Supporters wore green "I support Centennial" stickers and opponents wore red stickers saying #StopCentennial and displaying the image of a condor, an endangered species in the area.
Supervisor Sheila Kuehl cast the lone dissenting vote, saying the destructive Woolsey Fire in her district had brought the project into focus for her. She said it wasn't wise to build a city in such a remote location. She also doubted promises that half the people living there would be able to work locally.
"I think it's a little bit of pie in the sky," Kuehl said. "There's an enormous number of things wrong with this project."
Construction that has spread into mountainous forests and chaparral-covered canyons outside urban areas in recent decades has frequently been criticized as short-sighted after destructive wildfires.
Retiring Department of Forestry and Fire Protection Director Ken Pimlott told The Associated Press on Monday that government officials should consider banning such construction, though he wasn't referring to any specific project.

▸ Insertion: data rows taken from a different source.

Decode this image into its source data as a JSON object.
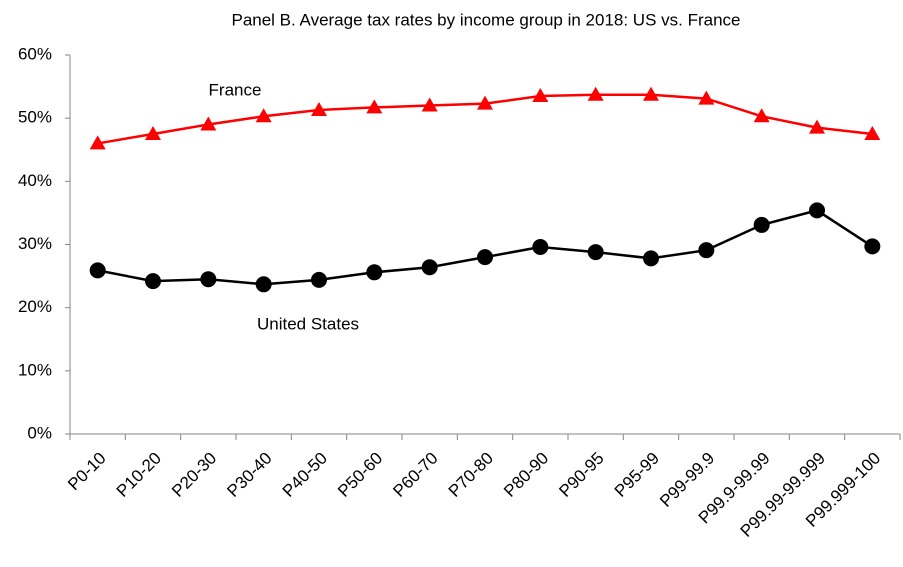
{
  "chart_data": {
    "type": "line",
    "title": "Panel B. Average tax rates by income group in 2018: US vs. France",
    "categories": [
      "P0-10",
      "P10-20",
      "P20-30",
      "P30-40",
      "P40-50",
      "P50-60",
      "P60-70",
      "P70-80",
      "P80-90",
      "P90-95",
      "P95-99",
      "P99-99.9",
      "P99.9-99.99",
      "P99.99-99.999",
      "P99.999-100"
    ],
    "series": [
      {
        "name": "France",
        "color": "#ff0000",
        "marker": "triangle",
        "values": [
          46.0,
          47.5,
          49.0,
          50.3,
          51.3,
          51.7,
          52.0,
          52.3,
          53.5,
          53.7,
          53.7,
          53.1,
          50.3,
          48.5,
          47.5
        ]
      },
      {
        "name": "United States",
        "color": "#000000",
        "marker": "circle",
        "values": [
          25.9,
          24.2,
          24.5,
          23.7,
          24.4,
          25.6,
          26.4,
          28.0,
          29.6,
          28.8,
          27.8,
          29.1,
          33.1,
          35.4,
          29.7
        ]
      }
    ],
    "ylim": [
      0,
      60
    ],
    "yticks": [
      {
        "value": 0,
        "label": "0%"
      },
      {
        "value": 10,
        "label": "10%"
      },
      {
        "value": 20,
        "label": "20%"
      },
      {
        "value": 30,
        "label": "30%"
      },
      {
        "value": 40,
        "label": "40%"
      },
      {
        "value": 50,
        "label": "50%"
      },
      {
        "value": 60,
        "label": "60%"
      }
    ],
    "grid": false
  }
}
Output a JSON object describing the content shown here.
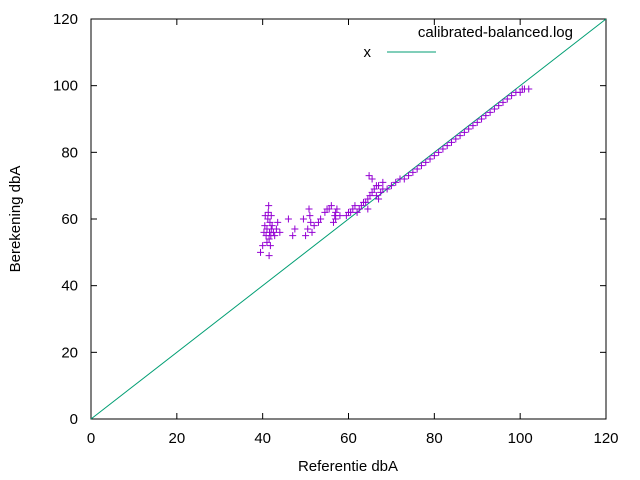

Fresh on the minds of many speakers at the board meeting was the death and devastation last month from the Woolsey Fire that ripped through Malibu and the Santa Monica Mountains nearby and the Camp Fire in Northern California that killed at least 86 people, destroyed almost 14,000 homes and laid waste to the city of Paradise.
Vicki Kirschenbaum referred to the loss of Paradise when she asked supervisors to imagine months of drought, soaring temperatures and a neglected campfire getting out of control.